Bert’s lunch arrived. He fed the dog a couple of black beans before he had anything himself. “Two lousy beans, dog’s gonna fart all afternoon,” he said, “but that’s life.” As an aside to the dog, he said, “You’re a big little farter, ain’t ya?” Then, turning his attention back to the subject of Benny, he went on, “So Glenda can’t reach him, you can’t reach him, he don’t call anybody back.”
“That’s about it.”
“Sounds like he’s gone whaddyacallit…wha’ do people say these days? Off the griddle.”

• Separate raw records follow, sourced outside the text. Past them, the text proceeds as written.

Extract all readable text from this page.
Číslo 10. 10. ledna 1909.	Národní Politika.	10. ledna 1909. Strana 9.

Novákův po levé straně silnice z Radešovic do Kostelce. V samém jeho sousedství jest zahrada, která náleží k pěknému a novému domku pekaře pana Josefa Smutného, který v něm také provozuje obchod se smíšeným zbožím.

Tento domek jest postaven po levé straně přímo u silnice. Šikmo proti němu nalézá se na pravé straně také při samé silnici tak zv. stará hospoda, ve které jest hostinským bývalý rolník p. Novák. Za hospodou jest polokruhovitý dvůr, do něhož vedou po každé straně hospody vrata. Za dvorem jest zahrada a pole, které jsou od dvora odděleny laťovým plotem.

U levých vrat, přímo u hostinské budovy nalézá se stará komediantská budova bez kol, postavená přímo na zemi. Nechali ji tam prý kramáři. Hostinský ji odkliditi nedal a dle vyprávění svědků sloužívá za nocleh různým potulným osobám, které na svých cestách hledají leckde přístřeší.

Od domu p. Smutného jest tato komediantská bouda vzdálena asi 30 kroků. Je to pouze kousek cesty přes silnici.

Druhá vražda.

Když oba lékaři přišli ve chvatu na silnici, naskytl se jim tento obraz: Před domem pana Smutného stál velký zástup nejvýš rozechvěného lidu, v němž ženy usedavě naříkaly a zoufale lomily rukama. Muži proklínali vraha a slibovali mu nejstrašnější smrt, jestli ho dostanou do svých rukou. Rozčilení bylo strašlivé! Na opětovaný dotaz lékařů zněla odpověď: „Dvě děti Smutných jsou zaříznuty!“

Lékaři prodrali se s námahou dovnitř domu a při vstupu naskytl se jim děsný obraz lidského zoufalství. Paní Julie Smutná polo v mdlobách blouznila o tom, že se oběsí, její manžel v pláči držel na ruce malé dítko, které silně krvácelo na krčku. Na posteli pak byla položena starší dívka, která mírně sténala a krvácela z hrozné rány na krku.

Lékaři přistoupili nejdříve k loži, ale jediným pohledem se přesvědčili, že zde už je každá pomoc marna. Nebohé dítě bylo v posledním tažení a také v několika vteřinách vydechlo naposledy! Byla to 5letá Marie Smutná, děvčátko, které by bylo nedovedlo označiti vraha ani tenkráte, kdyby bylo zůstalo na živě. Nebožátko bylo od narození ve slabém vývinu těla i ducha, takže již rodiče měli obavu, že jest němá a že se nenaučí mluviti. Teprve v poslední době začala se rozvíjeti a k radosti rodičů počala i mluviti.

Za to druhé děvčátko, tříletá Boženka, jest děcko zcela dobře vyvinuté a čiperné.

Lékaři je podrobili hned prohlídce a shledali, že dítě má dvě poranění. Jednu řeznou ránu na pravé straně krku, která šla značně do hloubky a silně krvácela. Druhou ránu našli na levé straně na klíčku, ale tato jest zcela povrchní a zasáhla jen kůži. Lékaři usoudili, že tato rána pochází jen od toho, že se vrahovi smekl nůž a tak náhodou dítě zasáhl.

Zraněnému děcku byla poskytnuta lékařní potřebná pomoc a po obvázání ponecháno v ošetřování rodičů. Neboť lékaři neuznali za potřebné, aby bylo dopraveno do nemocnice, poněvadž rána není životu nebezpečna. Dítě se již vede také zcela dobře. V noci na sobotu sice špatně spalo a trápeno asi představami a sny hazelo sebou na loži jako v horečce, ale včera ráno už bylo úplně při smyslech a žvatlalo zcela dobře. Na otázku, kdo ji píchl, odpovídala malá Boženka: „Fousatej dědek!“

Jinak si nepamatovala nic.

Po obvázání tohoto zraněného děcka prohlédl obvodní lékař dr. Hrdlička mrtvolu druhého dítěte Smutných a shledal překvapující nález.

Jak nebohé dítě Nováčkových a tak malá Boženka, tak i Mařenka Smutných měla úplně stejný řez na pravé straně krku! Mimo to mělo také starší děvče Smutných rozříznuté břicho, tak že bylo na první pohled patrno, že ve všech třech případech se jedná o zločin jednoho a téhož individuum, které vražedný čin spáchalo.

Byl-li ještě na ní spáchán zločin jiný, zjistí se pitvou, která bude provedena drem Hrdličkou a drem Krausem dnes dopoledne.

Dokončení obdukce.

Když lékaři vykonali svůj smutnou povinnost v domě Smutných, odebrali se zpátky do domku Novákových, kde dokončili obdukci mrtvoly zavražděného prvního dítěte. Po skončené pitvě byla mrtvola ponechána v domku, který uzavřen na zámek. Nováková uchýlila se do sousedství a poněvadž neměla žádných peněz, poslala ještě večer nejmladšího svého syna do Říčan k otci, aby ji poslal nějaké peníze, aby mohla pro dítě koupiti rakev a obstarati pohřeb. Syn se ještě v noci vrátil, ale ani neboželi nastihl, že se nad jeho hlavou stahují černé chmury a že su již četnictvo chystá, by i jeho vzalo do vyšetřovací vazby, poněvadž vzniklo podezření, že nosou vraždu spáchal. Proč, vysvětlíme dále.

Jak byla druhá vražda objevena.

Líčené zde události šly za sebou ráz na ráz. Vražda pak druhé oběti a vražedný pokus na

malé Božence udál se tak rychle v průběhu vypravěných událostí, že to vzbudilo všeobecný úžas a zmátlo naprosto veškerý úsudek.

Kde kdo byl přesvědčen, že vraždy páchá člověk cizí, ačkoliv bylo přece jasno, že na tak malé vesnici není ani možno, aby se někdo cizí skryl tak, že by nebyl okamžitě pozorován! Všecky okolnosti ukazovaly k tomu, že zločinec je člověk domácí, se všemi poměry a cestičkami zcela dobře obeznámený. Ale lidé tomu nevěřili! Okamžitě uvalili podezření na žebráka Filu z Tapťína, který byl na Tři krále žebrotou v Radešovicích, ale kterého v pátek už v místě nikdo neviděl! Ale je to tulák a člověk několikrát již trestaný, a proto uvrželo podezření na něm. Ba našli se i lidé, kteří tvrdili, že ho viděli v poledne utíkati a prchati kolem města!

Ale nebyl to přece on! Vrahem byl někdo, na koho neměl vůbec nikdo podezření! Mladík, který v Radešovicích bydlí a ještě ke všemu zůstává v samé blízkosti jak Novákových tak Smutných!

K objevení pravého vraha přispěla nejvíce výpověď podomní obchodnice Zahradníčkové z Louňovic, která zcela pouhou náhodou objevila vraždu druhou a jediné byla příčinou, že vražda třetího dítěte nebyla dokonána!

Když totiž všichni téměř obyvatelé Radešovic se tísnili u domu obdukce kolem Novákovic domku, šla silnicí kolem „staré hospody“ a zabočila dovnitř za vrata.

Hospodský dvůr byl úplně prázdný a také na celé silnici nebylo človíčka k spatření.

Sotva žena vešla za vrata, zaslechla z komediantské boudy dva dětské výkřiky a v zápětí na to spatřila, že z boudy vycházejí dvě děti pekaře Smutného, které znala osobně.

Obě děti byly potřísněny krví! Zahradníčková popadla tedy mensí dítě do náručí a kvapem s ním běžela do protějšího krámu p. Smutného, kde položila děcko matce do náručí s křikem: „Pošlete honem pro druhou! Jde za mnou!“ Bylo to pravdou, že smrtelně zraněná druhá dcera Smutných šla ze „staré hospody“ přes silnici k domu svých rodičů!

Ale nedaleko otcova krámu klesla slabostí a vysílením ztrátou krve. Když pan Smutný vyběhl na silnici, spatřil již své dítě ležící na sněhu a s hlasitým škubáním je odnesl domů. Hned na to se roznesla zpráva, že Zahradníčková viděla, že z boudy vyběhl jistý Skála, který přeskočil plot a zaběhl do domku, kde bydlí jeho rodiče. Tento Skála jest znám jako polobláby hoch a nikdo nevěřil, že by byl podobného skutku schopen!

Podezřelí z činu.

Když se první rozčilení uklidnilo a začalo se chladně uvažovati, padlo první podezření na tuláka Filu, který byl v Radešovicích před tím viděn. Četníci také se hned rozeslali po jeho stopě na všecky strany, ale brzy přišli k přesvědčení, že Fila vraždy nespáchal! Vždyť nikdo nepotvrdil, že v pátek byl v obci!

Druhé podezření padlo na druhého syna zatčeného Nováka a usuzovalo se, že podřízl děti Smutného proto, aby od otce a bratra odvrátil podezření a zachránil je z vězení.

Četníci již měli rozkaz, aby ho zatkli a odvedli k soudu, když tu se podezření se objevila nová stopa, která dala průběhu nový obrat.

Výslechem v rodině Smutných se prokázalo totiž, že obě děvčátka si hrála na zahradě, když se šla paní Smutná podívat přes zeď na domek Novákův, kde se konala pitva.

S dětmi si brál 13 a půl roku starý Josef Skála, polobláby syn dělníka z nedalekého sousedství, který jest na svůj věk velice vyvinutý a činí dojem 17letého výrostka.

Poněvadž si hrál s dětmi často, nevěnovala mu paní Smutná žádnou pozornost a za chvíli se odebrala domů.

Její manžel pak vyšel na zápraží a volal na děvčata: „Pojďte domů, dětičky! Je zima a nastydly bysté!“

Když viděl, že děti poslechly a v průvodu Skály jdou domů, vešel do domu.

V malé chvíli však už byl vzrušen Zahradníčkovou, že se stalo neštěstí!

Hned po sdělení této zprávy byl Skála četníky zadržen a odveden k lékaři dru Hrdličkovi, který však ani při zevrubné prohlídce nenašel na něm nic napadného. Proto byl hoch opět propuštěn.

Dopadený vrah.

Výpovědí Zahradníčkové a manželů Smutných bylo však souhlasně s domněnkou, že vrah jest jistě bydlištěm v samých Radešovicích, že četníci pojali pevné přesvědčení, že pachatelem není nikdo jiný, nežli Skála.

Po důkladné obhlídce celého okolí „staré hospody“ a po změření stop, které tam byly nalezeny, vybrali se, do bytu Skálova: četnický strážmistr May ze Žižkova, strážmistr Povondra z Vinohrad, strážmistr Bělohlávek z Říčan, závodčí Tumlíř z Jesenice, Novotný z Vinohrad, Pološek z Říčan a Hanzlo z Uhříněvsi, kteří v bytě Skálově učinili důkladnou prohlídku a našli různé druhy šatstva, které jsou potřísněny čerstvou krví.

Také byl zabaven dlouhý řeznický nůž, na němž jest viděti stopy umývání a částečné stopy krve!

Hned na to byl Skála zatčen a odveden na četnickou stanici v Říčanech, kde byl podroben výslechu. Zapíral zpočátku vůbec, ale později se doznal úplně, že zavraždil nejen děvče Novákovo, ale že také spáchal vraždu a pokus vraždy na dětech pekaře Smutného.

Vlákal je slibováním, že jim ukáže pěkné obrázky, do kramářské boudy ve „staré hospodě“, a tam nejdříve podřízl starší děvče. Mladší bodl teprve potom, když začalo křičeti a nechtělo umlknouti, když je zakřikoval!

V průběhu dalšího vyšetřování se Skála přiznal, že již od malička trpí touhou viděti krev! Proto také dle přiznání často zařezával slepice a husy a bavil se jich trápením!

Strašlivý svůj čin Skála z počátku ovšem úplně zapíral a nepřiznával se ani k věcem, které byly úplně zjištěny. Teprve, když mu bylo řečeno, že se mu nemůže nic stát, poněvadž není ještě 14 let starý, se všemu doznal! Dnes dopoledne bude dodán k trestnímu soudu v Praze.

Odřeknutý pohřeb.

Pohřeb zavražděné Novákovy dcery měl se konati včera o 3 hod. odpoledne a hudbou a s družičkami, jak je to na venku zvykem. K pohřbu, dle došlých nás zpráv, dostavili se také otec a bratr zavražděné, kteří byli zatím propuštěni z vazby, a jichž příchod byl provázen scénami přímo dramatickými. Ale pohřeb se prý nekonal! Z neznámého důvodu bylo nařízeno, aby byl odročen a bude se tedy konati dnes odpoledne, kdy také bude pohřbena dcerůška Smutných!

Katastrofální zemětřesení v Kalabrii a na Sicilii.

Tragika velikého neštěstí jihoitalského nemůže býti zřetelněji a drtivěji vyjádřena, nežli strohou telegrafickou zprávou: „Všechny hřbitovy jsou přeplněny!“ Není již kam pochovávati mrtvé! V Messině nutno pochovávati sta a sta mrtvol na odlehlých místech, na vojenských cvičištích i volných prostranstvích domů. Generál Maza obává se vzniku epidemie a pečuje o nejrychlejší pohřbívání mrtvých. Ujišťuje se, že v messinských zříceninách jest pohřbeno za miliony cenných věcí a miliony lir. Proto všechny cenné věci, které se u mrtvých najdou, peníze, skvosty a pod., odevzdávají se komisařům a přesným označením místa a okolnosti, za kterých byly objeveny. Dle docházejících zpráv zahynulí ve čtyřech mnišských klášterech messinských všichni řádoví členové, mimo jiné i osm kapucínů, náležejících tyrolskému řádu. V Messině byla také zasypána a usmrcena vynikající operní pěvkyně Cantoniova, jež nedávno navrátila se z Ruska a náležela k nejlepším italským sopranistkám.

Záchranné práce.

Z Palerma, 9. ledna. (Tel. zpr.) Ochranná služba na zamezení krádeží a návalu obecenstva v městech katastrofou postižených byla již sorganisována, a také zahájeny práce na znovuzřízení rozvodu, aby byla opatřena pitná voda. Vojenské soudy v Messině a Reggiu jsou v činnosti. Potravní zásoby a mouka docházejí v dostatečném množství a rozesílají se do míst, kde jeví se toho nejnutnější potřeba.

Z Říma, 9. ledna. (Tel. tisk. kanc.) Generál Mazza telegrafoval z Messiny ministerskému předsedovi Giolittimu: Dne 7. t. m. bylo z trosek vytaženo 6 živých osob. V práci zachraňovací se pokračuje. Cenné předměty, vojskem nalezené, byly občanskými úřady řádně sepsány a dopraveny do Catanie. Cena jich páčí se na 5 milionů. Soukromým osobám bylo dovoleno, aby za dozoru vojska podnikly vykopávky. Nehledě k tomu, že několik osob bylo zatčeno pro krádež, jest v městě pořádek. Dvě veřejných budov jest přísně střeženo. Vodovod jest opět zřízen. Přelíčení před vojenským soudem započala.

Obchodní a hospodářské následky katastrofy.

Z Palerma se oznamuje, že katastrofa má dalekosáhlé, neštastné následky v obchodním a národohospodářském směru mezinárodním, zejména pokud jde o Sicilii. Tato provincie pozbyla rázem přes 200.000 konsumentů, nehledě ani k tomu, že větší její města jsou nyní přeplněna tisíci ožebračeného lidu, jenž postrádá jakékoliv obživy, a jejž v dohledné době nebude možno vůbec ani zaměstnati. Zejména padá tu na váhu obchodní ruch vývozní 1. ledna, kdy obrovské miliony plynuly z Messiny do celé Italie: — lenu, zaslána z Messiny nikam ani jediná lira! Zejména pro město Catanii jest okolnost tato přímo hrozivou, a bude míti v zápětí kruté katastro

“Off the grid,” said Peter.
“Griddle, grid, he ain’t in touch with nobody. This would tend to suggest or let’s say indicate that he is on let’s say an errand.”
“What kind of errand?”
This was a gauche question and Bert’s only answer was to bite into his sandwich.
“Like, a dangerous errand?” Peter pressed.
With surprising daintiness Bert wiped his big lips on a napkin. “How should I know?” He fed the dog a morsel of grouper, which the dog captured on a pink tongue about half the length of its body. “But talk about dangerous—the most dangerous job in America, know what it is? Garbageman. More garbagemen get hurt on the job than firemen and cops put together. Maybe killed too. Read that somewhere, can’t remember where. Don’t know if garbage falls on them, they fall off the truck when it goes around a corner…Don’t know.”
“Very interesting,” said Peter. “But about Benny—“
Bert stopped him with a raised hand and a forbearing look such as a teacher might direct toward a willing but ungifted student. “It appears like you didn’t notice that I was trying to gently move the conversation away from a subject that I find personally inappropriate and not suited to the occasion of lunchtime in a public place with an individual I hardly know.”